The Bureau of Land Management consulted with the U.S. Fish and Wildlife Service about the project’s effects on species and habitat in the area, but the conservationists claim both agencies neglected to consider the adverse impacts on lynx, grizzly bear and bull trout.
Roads through the project area are at the center of the dispute.
“Roads likely pose the most imminent threat to grizzly bear habitat today, and the management of roads is one of the most powerful tools available to balance the needs of people with the needs of grizzly bears,” Bronsdon told U.S. District Judge Dana Christensen, a Barack Obama appointee.
The Clark Fork Face Project area is within both the home range of grizzly bears and a connectivity corridor for bears traveling between the Northern Continental Divide Ecosystem and the Greater Yellowstone and Bitterroot ecosystems.
The conservation groups accused the agencies of improperly increasing road density without considering the impact on grizzly bears.
But the federal defendants argued that the conservation groups misunderstood the terminology. While the groups accused the agencies of opening roads to the public in violation of federal environmental laws, the agencies argued that the groups simply misunderstood the terminology.
“Open does not mean ‘passable,’ ‘open’ means that it is open for public use,” Justice Department attorney Emily Polachek said, explaining that the project will not be making any roads open for public use. “There is no change to the motorized status of any road in the system.”
Further, the federal agencies argued that the impact of temporary and haul roads on grizzly bears was included in the Fish and Wildlife Service’s analysis.
“Not all roads result in adverse effects, let alone even take,” Polachek said. She said that take only occurs when bears are using the area, which isn’t common in the project area.
The groups pushed back against this argument.
“We know that grizzly bears are using this area,” Bronsdon said. “To say, ‘There’s not going to be any effect because we have so many roads already,’ it effectively allows them to build these roads anywhere they want because they’re already saying it’s not being used. We just know that’s not true.”
And then there’s the issue of lynx and bull trout.
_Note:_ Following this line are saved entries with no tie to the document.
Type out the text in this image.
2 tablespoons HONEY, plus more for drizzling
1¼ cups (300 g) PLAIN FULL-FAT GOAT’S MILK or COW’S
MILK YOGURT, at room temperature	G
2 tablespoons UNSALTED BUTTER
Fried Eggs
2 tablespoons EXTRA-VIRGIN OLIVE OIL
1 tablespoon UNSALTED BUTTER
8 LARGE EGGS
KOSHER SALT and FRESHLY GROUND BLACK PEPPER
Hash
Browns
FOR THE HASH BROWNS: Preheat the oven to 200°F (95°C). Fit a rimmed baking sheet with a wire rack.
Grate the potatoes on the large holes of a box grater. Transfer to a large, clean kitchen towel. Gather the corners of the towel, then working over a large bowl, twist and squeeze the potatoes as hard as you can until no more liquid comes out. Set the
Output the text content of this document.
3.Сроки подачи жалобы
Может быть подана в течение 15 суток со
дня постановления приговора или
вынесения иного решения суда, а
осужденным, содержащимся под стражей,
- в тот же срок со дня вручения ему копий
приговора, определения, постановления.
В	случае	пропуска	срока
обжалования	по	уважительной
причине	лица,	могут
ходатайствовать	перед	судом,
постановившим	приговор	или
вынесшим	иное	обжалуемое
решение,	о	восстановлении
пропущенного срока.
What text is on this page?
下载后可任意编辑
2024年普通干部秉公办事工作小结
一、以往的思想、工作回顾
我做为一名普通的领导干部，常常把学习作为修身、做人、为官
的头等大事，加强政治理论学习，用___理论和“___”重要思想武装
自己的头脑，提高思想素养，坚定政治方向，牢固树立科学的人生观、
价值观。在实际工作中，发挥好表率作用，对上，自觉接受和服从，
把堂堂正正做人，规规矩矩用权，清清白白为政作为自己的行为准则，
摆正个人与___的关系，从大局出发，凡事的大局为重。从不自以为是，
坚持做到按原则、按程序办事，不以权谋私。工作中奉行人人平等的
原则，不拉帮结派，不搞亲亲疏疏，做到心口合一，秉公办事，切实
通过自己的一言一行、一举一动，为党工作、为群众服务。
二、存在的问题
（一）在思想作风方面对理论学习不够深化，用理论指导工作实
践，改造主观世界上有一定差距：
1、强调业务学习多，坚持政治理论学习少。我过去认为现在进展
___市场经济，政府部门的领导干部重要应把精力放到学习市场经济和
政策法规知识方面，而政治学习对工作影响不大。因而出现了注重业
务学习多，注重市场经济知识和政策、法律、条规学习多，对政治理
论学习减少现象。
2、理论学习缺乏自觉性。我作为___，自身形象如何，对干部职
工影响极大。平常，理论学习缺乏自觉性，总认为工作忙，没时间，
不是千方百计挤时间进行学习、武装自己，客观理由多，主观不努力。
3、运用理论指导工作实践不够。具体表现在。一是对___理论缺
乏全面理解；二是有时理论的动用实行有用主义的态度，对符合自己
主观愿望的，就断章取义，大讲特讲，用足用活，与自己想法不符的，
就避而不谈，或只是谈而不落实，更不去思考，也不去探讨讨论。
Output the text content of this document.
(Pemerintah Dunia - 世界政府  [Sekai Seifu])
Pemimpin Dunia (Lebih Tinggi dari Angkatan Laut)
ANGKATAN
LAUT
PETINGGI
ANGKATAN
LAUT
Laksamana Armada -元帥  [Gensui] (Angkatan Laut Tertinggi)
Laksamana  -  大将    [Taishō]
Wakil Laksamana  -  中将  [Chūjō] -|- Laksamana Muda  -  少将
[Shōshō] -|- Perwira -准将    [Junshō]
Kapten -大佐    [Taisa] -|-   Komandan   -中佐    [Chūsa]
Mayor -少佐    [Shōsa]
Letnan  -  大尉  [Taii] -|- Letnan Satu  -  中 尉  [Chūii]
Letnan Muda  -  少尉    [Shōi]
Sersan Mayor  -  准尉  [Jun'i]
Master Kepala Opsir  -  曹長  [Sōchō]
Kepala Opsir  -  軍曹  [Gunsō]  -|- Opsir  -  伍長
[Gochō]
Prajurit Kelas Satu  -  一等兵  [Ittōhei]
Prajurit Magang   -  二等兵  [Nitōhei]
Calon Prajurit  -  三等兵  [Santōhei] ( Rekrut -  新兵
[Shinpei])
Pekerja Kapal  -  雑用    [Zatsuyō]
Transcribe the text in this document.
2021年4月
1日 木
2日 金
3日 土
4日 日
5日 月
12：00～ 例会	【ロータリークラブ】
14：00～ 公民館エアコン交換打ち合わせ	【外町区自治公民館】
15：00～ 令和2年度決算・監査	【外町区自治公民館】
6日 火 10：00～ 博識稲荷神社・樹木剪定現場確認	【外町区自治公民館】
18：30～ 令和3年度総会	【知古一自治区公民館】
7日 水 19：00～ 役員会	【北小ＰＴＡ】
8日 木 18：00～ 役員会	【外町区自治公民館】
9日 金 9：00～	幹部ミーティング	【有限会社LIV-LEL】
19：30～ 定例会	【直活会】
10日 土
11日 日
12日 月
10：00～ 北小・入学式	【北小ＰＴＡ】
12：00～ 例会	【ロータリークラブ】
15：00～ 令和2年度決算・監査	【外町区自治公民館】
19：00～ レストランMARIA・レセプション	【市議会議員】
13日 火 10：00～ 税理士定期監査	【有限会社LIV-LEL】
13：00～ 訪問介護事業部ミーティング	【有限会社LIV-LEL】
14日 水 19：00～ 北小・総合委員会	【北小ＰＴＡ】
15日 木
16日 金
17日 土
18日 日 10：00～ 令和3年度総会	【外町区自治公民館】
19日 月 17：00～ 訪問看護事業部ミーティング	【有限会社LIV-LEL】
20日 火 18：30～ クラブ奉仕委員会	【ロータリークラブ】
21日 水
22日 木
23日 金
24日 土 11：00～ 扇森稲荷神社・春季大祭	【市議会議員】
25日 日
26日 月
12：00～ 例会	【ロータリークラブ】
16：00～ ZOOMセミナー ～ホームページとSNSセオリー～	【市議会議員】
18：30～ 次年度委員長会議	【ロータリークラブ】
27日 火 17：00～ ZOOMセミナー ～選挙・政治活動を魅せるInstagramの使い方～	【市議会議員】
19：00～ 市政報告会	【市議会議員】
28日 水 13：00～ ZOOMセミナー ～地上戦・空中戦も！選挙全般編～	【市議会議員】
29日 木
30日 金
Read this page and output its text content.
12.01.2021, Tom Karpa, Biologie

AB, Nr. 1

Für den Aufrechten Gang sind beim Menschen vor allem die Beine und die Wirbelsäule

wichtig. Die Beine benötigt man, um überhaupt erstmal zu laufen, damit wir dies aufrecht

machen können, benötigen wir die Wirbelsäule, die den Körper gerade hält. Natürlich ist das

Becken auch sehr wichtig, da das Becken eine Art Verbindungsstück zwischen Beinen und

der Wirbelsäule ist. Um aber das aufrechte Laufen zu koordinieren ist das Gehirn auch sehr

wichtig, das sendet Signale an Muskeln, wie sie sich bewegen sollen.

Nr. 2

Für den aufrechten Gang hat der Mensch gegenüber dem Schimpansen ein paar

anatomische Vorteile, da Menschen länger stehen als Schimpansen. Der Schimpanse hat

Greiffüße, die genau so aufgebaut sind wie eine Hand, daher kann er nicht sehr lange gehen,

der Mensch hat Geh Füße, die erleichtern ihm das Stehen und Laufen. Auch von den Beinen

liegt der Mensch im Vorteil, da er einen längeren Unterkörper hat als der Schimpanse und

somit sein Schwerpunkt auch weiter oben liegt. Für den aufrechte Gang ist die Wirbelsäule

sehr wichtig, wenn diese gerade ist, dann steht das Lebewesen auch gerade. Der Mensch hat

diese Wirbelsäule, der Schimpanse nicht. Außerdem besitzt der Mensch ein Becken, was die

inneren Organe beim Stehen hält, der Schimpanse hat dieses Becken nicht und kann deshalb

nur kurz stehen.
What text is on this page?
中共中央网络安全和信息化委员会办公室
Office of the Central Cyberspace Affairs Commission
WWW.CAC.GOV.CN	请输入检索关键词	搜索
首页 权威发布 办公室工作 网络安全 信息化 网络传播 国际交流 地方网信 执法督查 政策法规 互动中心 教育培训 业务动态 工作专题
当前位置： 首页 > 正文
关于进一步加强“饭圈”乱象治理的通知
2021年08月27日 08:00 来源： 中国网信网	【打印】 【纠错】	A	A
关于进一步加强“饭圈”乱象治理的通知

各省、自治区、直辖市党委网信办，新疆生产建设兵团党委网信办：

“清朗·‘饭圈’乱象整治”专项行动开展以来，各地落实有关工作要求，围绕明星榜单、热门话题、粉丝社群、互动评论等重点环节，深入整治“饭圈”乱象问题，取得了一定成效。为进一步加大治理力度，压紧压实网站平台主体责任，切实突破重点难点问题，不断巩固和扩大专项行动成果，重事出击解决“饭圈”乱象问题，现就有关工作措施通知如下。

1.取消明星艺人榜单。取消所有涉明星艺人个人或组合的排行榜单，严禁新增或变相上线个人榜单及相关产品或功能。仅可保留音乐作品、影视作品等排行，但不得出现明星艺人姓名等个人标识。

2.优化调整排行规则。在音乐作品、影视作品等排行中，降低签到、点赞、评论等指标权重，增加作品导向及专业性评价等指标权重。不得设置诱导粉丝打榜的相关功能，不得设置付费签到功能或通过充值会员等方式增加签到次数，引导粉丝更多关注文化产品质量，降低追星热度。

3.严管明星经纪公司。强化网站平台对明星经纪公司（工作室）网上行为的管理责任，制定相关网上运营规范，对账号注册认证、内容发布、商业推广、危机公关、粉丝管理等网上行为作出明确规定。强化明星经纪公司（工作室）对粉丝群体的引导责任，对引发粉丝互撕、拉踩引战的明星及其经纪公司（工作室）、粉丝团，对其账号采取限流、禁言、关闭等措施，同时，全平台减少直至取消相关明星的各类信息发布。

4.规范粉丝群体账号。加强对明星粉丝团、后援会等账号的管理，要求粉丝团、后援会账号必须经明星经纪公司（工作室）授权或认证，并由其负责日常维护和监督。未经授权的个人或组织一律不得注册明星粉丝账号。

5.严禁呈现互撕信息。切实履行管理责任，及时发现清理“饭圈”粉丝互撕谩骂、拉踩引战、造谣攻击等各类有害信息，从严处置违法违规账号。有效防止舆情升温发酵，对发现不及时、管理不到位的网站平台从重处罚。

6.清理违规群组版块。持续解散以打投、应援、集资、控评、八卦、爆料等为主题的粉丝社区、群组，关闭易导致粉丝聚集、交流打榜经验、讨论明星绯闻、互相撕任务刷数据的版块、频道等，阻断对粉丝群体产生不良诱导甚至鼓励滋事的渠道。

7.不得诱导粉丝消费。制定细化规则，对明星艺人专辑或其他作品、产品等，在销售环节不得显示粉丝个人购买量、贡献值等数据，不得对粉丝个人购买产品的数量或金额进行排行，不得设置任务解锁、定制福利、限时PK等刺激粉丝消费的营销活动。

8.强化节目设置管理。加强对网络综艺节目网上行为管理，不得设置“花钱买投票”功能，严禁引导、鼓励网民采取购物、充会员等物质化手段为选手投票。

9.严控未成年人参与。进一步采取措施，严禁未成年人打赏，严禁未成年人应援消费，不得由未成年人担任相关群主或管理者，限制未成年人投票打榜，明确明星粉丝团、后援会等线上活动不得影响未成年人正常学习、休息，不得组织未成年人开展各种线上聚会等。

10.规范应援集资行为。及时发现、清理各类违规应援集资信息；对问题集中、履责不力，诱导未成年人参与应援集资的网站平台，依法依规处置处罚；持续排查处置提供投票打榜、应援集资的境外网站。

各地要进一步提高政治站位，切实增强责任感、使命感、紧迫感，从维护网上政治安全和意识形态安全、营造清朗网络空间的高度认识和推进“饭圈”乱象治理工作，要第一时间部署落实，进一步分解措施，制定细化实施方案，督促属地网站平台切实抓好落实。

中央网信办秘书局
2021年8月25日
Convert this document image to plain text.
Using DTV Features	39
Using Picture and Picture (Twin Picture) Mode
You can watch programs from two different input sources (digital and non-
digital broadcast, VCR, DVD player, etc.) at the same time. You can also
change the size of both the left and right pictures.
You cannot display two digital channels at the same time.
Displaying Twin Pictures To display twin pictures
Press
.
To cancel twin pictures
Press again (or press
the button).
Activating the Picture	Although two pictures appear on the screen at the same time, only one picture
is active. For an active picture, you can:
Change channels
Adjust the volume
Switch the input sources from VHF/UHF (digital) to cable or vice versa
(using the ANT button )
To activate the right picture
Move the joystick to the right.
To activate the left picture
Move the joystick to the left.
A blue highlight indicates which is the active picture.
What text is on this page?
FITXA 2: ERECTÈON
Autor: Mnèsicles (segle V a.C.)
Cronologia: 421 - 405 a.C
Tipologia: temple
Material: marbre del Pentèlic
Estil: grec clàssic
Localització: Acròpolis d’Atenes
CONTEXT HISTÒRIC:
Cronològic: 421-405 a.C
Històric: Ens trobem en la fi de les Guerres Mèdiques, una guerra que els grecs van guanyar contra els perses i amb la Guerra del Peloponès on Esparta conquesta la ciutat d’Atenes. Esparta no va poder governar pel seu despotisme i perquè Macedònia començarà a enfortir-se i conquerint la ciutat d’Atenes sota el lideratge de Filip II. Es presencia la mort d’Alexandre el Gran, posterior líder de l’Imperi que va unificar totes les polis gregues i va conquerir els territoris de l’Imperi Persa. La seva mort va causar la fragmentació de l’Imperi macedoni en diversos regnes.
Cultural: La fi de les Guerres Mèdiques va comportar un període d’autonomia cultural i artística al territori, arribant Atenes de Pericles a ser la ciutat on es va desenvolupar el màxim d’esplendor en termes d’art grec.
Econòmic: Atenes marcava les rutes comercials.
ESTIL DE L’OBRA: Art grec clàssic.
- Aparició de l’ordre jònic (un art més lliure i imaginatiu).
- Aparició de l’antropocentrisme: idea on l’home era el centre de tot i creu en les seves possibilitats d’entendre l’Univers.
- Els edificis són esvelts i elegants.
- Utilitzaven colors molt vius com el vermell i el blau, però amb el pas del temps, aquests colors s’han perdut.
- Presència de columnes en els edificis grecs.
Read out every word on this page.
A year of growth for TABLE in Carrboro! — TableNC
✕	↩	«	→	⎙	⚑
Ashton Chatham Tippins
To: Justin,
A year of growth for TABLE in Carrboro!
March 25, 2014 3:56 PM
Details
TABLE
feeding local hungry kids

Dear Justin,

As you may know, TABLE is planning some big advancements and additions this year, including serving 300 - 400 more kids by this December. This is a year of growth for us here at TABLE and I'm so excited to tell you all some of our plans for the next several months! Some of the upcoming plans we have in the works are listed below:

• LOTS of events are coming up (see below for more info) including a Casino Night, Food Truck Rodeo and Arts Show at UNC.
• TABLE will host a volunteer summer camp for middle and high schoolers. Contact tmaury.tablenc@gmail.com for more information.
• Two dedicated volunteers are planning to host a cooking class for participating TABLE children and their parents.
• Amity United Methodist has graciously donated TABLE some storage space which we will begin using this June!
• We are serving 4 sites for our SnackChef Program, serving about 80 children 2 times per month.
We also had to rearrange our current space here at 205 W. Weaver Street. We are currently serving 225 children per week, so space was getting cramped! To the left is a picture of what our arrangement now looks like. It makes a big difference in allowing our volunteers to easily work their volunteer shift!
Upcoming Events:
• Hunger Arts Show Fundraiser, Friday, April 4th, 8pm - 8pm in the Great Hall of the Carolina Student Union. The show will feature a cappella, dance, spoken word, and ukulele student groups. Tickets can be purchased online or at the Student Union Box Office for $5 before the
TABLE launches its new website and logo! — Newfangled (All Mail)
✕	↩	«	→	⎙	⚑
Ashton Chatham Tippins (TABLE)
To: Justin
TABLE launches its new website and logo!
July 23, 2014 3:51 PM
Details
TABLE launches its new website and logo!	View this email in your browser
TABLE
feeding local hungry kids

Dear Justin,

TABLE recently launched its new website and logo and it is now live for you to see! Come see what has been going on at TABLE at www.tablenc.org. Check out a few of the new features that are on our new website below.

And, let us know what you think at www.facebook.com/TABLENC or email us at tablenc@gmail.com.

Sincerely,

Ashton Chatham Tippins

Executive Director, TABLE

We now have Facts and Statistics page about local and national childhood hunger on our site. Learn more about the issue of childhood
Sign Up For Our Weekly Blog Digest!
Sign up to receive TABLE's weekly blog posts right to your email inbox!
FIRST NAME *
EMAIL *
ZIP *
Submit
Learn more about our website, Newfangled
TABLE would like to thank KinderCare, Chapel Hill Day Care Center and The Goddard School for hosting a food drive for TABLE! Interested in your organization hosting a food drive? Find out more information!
The conservation groups argued that the Bureau of Land Management promised to contribute to lynx conservation, “yet designed this project to bypass” those conservation measures.
The groups also accused the agencies of incorrectly determining that there are no bull trout in the project area.
“The agencies’ failure to engage in any consultation regarding the project's effects on bull trout is a violation of the [Endangered Species Act],” Bronsdon said.
But the agencies told the court that they had created a biological opinion and that the opinion found that the project was unlikely to impact bull trout. Part of the reason is that there is a 300-foot buffer zone around bull trout critical habitat, Polachek said.
As for lynx, the agencies said that the project only authorizes treatment on only 243 acres of the 4,322 acres of habitat capable of supporting lynx.
“Together, the project [environmental assessment] and the consultation documents it incorporates show that the agencies took a ‘hard look’ at impacts to lynx,” said Sean Duffy with the Justice Department.
The groups — Center for Biological Diversity, Alliance for the Wild Rockies, Council on Wildlife and Fish, Native Ecosystems Council and Yellowstone to Uintas Connection — sued in December, arguing that the project will block migration corridors for native wildlife in the Garnet Mountain Range, a scenic and heavily forested range excluded from the National Forest System and primarily owned by the Land Bureau.
Wednesday’s arguments followed a July ruling in which Christensen denied the conservation groups’ effort to stop one of the projects within the initiative, the Big River thinning project, finding that it was unlikely to harm grizzly bears and lynx.
Christensen did not indicate when he would rule on the latest challenge before the court.